Tell us about Nikkria, about those collages you make. Is it 100% you?

Nikkria is 100% me. It was originally a personal process that I did not show to anyone. During the first lockdown, I decided to show it. The goal is to create visual distortion while taking hallucinogenic drugs. The intent is to represent the drug experience.

So the process is done under drugs?

No! It’s the inspiration, it could have but no – laughing-. So I take the photos (multiple photos of details), I do the styling, I direct the person’s movement and from this shoot, I collect all the elements and make them into a distorted painting.

Is that how you ended up working with Michelle Lamy?

Exactly. We knew each other from our nights at the Manko (Parisian cabaret which closed in 2019). When she found out that I was hiding behind Nikkria she went “ah but it’s Vincent! I know you”. So we worked on a collaboration on HFT magazine.

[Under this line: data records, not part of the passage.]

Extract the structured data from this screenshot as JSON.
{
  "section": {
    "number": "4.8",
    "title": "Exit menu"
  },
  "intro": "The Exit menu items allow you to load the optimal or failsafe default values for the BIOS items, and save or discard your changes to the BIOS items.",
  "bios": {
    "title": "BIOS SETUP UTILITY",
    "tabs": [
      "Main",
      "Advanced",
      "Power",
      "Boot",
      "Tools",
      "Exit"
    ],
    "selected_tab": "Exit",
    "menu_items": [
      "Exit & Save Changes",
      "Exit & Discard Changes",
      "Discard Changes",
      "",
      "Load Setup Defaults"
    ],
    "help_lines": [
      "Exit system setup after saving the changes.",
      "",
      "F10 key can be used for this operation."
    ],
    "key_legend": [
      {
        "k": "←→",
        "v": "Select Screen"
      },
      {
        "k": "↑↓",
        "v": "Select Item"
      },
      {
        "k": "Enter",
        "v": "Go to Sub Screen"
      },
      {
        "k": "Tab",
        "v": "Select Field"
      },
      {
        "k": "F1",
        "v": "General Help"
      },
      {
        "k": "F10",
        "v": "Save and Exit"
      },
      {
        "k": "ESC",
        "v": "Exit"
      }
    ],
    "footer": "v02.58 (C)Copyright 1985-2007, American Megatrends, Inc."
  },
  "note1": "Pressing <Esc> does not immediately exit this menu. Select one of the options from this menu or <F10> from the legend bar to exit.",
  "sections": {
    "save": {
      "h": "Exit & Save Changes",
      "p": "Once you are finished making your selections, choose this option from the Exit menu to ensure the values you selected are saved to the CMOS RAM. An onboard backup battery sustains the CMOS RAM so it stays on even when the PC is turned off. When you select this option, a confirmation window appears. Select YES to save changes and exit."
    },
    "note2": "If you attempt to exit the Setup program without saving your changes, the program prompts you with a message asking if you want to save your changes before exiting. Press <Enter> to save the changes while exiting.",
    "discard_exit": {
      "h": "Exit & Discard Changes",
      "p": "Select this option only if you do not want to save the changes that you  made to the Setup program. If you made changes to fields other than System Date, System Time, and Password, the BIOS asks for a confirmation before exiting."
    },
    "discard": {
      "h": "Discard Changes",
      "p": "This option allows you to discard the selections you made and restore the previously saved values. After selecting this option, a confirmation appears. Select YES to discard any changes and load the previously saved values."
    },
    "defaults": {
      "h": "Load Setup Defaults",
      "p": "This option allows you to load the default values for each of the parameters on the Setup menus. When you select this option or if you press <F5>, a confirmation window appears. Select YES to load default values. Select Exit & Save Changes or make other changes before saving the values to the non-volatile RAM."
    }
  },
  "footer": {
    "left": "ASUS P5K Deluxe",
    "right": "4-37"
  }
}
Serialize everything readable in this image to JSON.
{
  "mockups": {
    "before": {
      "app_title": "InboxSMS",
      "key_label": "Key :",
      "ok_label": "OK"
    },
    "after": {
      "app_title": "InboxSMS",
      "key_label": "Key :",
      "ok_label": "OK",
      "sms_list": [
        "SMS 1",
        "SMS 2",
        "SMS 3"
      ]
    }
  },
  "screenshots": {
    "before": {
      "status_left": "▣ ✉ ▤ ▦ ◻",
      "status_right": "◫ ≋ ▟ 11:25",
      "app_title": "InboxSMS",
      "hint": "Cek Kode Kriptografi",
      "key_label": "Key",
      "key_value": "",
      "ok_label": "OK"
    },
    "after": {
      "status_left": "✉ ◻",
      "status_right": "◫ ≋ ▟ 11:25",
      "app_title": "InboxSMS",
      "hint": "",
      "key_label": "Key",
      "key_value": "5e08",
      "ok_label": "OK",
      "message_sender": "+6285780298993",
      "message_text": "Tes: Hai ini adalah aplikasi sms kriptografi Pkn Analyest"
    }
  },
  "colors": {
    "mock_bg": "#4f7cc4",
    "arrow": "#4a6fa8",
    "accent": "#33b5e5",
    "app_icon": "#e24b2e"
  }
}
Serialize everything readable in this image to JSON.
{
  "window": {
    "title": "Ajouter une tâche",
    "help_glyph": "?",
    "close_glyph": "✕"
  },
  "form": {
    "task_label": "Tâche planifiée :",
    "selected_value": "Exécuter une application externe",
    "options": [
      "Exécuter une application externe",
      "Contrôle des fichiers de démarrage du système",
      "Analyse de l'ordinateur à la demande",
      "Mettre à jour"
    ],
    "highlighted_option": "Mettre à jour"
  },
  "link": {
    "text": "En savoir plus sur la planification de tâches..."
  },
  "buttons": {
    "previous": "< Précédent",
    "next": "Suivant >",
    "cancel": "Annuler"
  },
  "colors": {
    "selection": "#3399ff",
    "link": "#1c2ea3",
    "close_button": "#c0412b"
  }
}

What do you remember from your Manko years?

ONLY HAPPINESS! Joy and madness. Acceptance without judgment, without social class. It was very what used to be the Palace or Studio 54. Everyone mingled and it created a very pleasant and decadent atmosphere. No one was judging. And all of this was punctuated by CRAZY shows. Manko has always inspired me, the aesthetics have always matched my vision. Besides, the two artistic directors helped me with this first collection.

Oh yes, Marc Zaffuto and?

Manon Savary!

What do you think will come out artistically of this difficult moment?

People crave celebration and joy. The videos help us create very spectacular things also because the shows with strict codes without eccentricity are no longer the order of the day. My fist show tells a story, every model has a story and that creates SHOWTIME. Quite less mechanical and industrial than what we were seeing pre-pandemic.

Did it help you to start with a non-physical show?

You have to start with a punch, you have to strike hard, the prohibition side of this collection reflected on a rebellious universe that says NO to what society dictates to us at the moment.

These are the new Roaring Twenties!

Exactly, 100 years to the day.

What is your definition of Love?

Love is the goal of a lifetime. It’s the ease of life.